Here, “D” means SIFT-based descriptor by using dense sampling as low level feature. For D-VQ, we followed VQ [16] and the final representation is obtained by sum pooling. For D-LLC, the final representation is obtained by max and sum pooling. For D-SA, we set the number of nearest codewords to 5, and we have used max and sum pooling for the final representation. For D-VLAD, we used \(n=5\) for the nearest codewords and sum pooling.

Table 1. Comparison to the state-of-the-art in terms of classification rates and ranking.
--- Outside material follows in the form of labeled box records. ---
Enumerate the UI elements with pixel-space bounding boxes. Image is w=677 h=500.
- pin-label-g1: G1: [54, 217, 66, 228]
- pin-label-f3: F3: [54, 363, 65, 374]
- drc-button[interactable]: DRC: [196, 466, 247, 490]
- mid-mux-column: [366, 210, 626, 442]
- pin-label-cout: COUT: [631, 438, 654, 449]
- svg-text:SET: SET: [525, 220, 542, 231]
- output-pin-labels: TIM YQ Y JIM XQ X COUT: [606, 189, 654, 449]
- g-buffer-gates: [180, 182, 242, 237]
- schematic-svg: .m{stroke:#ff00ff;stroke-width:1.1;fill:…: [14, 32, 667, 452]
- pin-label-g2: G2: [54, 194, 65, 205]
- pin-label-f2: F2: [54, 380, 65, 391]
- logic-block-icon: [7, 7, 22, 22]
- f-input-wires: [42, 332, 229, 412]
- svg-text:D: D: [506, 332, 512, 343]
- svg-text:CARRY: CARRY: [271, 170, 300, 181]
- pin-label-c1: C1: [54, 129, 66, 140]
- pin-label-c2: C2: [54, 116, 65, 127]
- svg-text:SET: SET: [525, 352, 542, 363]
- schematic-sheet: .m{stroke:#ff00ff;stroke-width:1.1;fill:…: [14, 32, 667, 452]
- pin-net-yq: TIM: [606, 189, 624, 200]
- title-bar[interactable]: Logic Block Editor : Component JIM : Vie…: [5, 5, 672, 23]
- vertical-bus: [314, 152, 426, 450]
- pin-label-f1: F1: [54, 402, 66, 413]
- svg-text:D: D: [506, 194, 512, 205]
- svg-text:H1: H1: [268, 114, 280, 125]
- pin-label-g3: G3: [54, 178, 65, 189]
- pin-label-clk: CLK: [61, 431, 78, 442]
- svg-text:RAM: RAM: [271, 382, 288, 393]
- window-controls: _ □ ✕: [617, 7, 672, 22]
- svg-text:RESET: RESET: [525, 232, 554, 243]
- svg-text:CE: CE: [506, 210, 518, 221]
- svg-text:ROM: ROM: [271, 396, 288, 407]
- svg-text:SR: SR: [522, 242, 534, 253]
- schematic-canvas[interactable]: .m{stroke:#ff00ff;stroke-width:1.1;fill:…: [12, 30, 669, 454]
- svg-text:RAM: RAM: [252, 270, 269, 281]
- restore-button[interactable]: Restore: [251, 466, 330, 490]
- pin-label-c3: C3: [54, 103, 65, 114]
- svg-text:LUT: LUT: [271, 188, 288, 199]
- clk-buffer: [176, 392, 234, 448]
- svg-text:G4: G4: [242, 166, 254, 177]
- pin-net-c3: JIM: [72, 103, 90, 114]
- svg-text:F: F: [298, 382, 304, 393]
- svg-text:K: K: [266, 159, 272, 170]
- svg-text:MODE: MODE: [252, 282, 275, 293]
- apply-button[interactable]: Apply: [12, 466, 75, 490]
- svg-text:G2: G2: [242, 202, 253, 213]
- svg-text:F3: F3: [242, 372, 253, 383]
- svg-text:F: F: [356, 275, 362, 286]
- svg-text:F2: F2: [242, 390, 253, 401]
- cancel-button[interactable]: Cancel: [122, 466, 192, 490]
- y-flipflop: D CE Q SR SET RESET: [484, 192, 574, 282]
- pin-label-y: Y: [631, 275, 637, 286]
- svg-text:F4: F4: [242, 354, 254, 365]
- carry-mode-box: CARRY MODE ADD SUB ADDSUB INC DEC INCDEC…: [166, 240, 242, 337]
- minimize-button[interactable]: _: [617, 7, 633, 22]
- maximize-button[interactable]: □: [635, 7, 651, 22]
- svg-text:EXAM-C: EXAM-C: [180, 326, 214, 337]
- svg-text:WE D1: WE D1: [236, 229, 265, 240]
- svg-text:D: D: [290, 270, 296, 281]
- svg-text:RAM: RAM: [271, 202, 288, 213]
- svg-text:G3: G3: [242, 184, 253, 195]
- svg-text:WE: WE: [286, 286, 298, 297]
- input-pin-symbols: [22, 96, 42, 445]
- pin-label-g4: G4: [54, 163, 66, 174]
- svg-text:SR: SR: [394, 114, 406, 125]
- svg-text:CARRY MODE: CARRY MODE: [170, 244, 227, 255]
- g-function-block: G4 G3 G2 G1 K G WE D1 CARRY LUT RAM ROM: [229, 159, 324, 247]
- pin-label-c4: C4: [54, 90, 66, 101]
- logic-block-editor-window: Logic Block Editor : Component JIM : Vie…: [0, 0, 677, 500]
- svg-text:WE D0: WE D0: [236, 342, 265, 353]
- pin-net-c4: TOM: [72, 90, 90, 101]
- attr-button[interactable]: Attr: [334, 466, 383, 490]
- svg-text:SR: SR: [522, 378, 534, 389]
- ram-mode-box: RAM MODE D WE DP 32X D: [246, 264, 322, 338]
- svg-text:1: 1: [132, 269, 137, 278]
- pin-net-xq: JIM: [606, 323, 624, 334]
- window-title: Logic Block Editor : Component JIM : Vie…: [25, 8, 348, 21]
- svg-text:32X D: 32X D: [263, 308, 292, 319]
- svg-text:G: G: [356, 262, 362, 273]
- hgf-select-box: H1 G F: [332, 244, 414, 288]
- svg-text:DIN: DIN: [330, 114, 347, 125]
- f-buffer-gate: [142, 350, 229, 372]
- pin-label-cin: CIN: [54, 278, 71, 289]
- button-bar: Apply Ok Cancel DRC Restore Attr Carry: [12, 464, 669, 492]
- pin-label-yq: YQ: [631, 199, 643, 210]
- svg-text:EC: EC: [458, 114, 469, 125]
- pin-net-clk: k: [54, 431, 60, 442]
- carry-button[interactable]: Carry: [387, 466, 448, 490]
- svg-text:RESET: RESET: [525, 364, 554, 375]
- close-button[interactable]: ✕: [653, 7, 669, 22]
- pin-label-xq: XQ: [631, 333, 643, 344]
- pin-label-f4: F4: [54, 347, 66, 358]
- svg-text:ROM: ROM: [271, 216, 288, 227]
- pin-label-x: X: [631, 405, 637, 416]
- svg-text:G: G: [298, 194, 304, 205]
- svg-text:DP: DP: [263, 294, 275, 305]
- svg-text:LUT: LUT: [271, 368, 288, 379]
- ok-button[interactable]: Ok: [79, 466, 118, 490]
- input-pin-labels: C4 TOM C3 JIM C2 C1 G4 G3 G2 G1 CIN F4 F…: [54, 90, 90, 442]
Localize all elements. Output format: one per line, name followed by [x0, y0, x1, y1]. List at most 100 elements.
5.2 Comparison to the State-of-the-Art Methods

In order to study the impact of specially designed mid-level representations on TSC. We focus on two different analysis. In the first one, we compare the studied representations, namely D-VLAD and D-LLC, to D-VQ and D-BoTSW, which are our baselines. In the second one, we present a comparative analysis between the state-of-the-art, namely D-BoTSW [3], BoP [9], BOSS [12] and COTE [2], and the new proposed use of mid-level description. In both cases, we used the average accuracy rate and rank and summarized it in Table 1. As illustrated, D-VLAD obtained the best results among the studied mid-representation, and it is very competitive to the state-of-the-art, being better than D-BoTSW, BoP and BOSS. When compared to our baseline D-BoTSW, D-VLAD statistically outperformed D-BoTSW taking into account the paired t-test with \(70\%\) of confidence, and for rates of confidence greater than 70% in the paired t-test, our baseline D-BoTSW and D-VLAD are statistically equivalent. Concerning the comparison of D-LLC and D-VLAD to D-VQ, we have observed: (i) the studied specially designed mid-level representations presented better performances than D-VQ, which confirms the our initial assumptions; and (ii) D-VLAD presented the best results in terms of classification rates and average rank of a single mid-level representation. Moreover, as illustrated in Fig. 2, the pairwise comparisons involving several tested representation showed that D-VLAD outperformed all SIFT-based representations and BOSS. Furthermore, COTE statistically outperformed all tested representations.

Fig. 2.
figure 2

Pairwise comparison of classification rates between SIFT-based mid-level representations and the state-of-the-art.

6 Conclusions

Time series classification is a challenge task due to its most diverse applications in real life. Among the several kind of approaches, dictionary-based ones have received much attention in the last years. In a general way, these ones are based on the extraction of feature vectors from time series, creation of codebook from the extracted feature vectors and finally representation of time series as traditional Bag-of-Words. In this work, we studied the impact of more discriminative and accurate mid-level representations for describing the time series taking into account SIFT-based descriptors [3].

According to our experiments, D-VLAD and D-LLC outperform the classical BoW representation, namely vector quantization (VQ). Moreover, we achieve competitive results when compared to the state-of-the-art methods, mainly with D-VLAD. By using, the average rank as a comparative criterion, D-VLAD is very competitive with COTE, which represents the state-of-the-art. However, despite the pairwise comparison (Fig. 2) involving both methods, COTE is slightly better than D-VLAD in terms of average rank. Thus, the use of more accurate mid-level representation in conjunction with SIFT-based descriptor seems to be a very interesting approach to cope with time series classification. From our results and observations, we believe that a future study of the normalization and distance functions could be interesting in order to understand their impact in our method, since according to [8] the reduction of frequent codeword influence could be profitable.